Um acidente com três mortes registrado no último domingo (4) na RS-239, em Sapiranga, reacendeu os graves problemas dos retornos localizados na rodovia. José de Lemos Costa, 72 anos, Mateus da Veiga Silva, 21, e Nicolly Fernanda Chaviel, 17, morreram quando o Fiat Uno, conduzido por José, tentava concluir o retorno na altura da DG7 Veículos. Durante a manobra, o veículo acabou atingindo uma motocicleta Yamaha que trafegava no sentido interior-capital, conduzida por Mateus e que tinha Nicolly na carona.
Administrada pela Empresa Gaúcha de Rodovias (EGR), a rodovia deve ser repassada à iniciativa privada. O objetivo, conforme o governo do Estado, é efetivar as melhorias necessárias para que os motoristas tenham mais segurança ao circular pela estrada.

Foto: Juliano Piasentin/GES-Especial
No Programa de Exploração da Rodovia (PER) diversos aperfeiçoamentos foram apresentados. A projeção da Secretaria da Reconstrução Gaúcha (Serg), responsável pelo projeto, é de que as obras comecem em 2027 e se estendam por dez anos.
Entre os avanços, novos retornos serão instalados no trajeto entre Novo Hamburgo e Rolante. Outras Passagens inferiores e superiores, incluindo viadutos, também estão programadas.

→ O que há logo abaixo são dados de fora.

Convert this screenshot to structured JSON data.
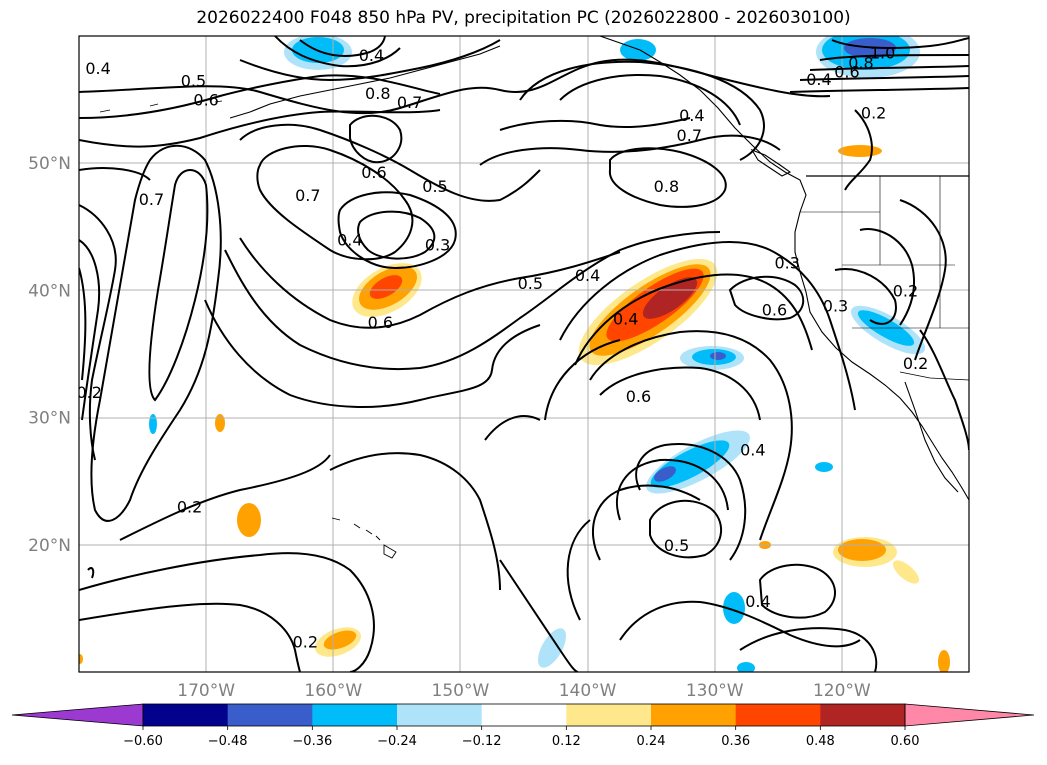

Dois tipos de retornos vão substituir o modelo utilizado atualmente na RS-239. Trevos devem ser novidade, reforçando a segurança.
Como serão os retornos
O retorno em X é usado em vias duplicadas (com canteiro central) em que as trajetórias dos carros que retornam se cruzam, formando a letra X quando visto de cima. As alças de acesso e retorno passam pelo canteiro central e voltam ao sentido oposto, facilitando a manobra sem parar no cruzamento principal.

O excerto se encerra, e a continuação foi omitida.